You’re on the bridge, with the ship’s course on the digital display. But why is the ship continuing to turn west?

Everything appears normal on the computer screens in the dim wheelhouse, but the land is perilously close outside. What is happening?

Down in the engine room, personnel reports through the radio that everything is okay, but they wonder why the bridge has altered direction. The engines are revving, and the ship is gaining speed. This hasn't been done by the engine room. What now?

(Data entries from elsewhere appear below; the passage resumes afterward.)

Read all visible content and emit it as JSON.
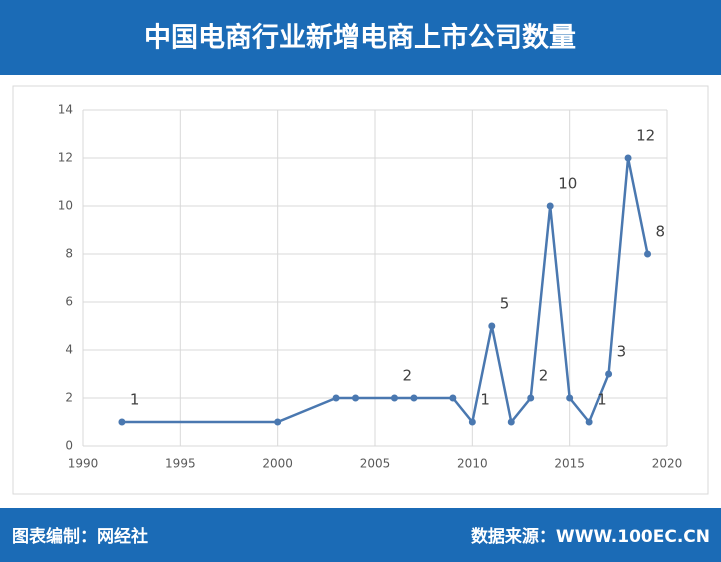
{
  "header": {
    "title": "中国电商行业新增电商上市公司数量"
  },
  "chart_data": {
    "type": "line",
    "x": [
      1992,
      2000,
      2003,
      2004,
      2006,
      2007,
      2009,
      2010,
      2011,
      2012,
      2013,
      2014,
      2015,
      2016,
      2017,
      2018,
      2019
    ],
    "values": [
      1,
      1,
      2,
      2,
      2,
      2,
      2,
      1,
      5,
      1,
      2,
      10,
      2,
      1,
      3,
      12,
      8
    ],
    "value_labels": [
      "1",
      null,
      null,
      null,
      "2",
      null,
      null,
      "1",
      "5",
      null,
      "2",
      "10",
      null,
      "1",
      "3",
      "12",
      "8"
    ],
    "color": "#4a78b0",
    "xlim": [
      1990,
      2020
    ],
    "xticks": [
      1990,
      1995,
      2000,
      2005,
      2010,
      2015,
      2020
    ],
    "ylim": [
      0,
      14
    ],
    "yticks": [
      0,
      2,
      4,
      6,
      8,
      10,
      12,
      14
    ],
    "grid": true
  },
  "footer": {
    "left": "图表编制：网经社",
    "right": "数据来源：WWW.100EC.CN"
  }
}
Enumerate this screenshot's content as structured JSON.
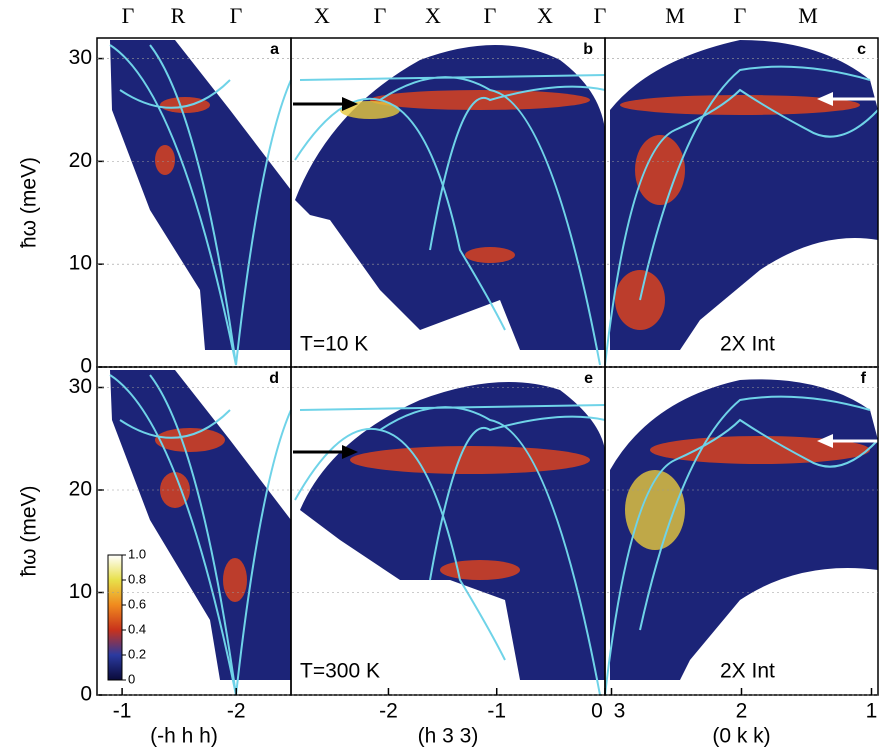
{
  "figure": {
    "columns": [
      {
        "xlabel": "(-h h h)",
        "xlim": [
          -0.78,
          -2.48
        ],
        "xticks": [
          -1,
          -2
        ],
        "points": [
          "Γ",
          "R",
          "Γ"
        ]
      },
      {
        "xlabel": "(h 3 3)",
        "xlim": [
          -2.9,
          0
        ],
        "xticks": [
          -2,
          -1,
          0
        ],
        "points": [
          "X",
          "Γ",
          "X",
          "Γ",
          "X",
          "Γ"
        ]
      },
      {
        "xlabel": "(0 k k)",
        "xlim": [
          3.05,
          0.95
        ],
        "xticks": [
          3,
          2,
          1
        ],
        "points": [
          "M",
          "Γ",
          "M"
        ]
      }
    ],
    "rows": [
      {
        "ylabel": "ħω (meV)",
        "ylim": [
          0,
          32
        ],
        "yticks": [
          0,
          10,
          20,
          30
        ]
      },
      {
        "ylabel": "ħω (meV)",
        "ylim": [
          0,
          32
        ],
        "yticks": [
          0,
          10,
          20,
          30
        ]
      }
    ],
    "panels": [
      "a",
      "b",
      "c",
      "d",
      "e",
      "f"
    ],
    "annotations": [
      "T=10 K",
      "2X Int",
      "T=300 K",
      "2X Int"
    ],
    "colorbar": {
      "ticks": [
        {
          "value": 1,
          "label": "1.0"
        },
        0.8,
        0.6,
        0.4,
        0.2,
        0
      ]
    }
  }
}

Both in academia and the maritime industry as a whole, cybersecurity is a hot concern. Recently, a collaborative team taught a brand-new cyber security course at The Norwegian University of Science and Technology (NTNU) in Lesund. A new course titled "Maritime digital security" has just been added to NTNU in Lesund's maritime industry program.

Participants in the workshop have studied digital risks for the past two months. They have conducted a realistic practice run of a cyber attack on a ship in motion and evaluated the risk of current digital threats. The main emphasis is on resilience development and risk management of cyberattacks.

“Where information technology and people meet, there is room for digital vulnerability. Security breaches can come in through the ship’s systems and through the port system and through the people who operate or supervise them,” Marie Haugli-Sandvik and Erlend Erstad said.

Both are Ph.D. candidates at NTNU's Department of Ocean Operations and Civil Engineering. They are looking into how to make the maritime sector more resilient to cyberattacks.

The maritime digital security course, which looks to be the first in Norway, was created and is currently taught by the two Ph.D. candidates.

The course has been included as part of the doctoral theses they are about to complete.

“We developed this course in close collaboration with the industry,” Erstad said. “We have listened to what they want, looked objectively at their needs, and then tested the best solution we can come up with.”

“It’s always better to have a broad perspective and different approaches with new projects and methods. Established businesses can also benefit from a fresh look. NTNU is a good place to try out new ideas. As researchers, we can help meet the industry’s urgent needs while at the same time discussing solutions with them for the future,” Haugli-Sandvik said.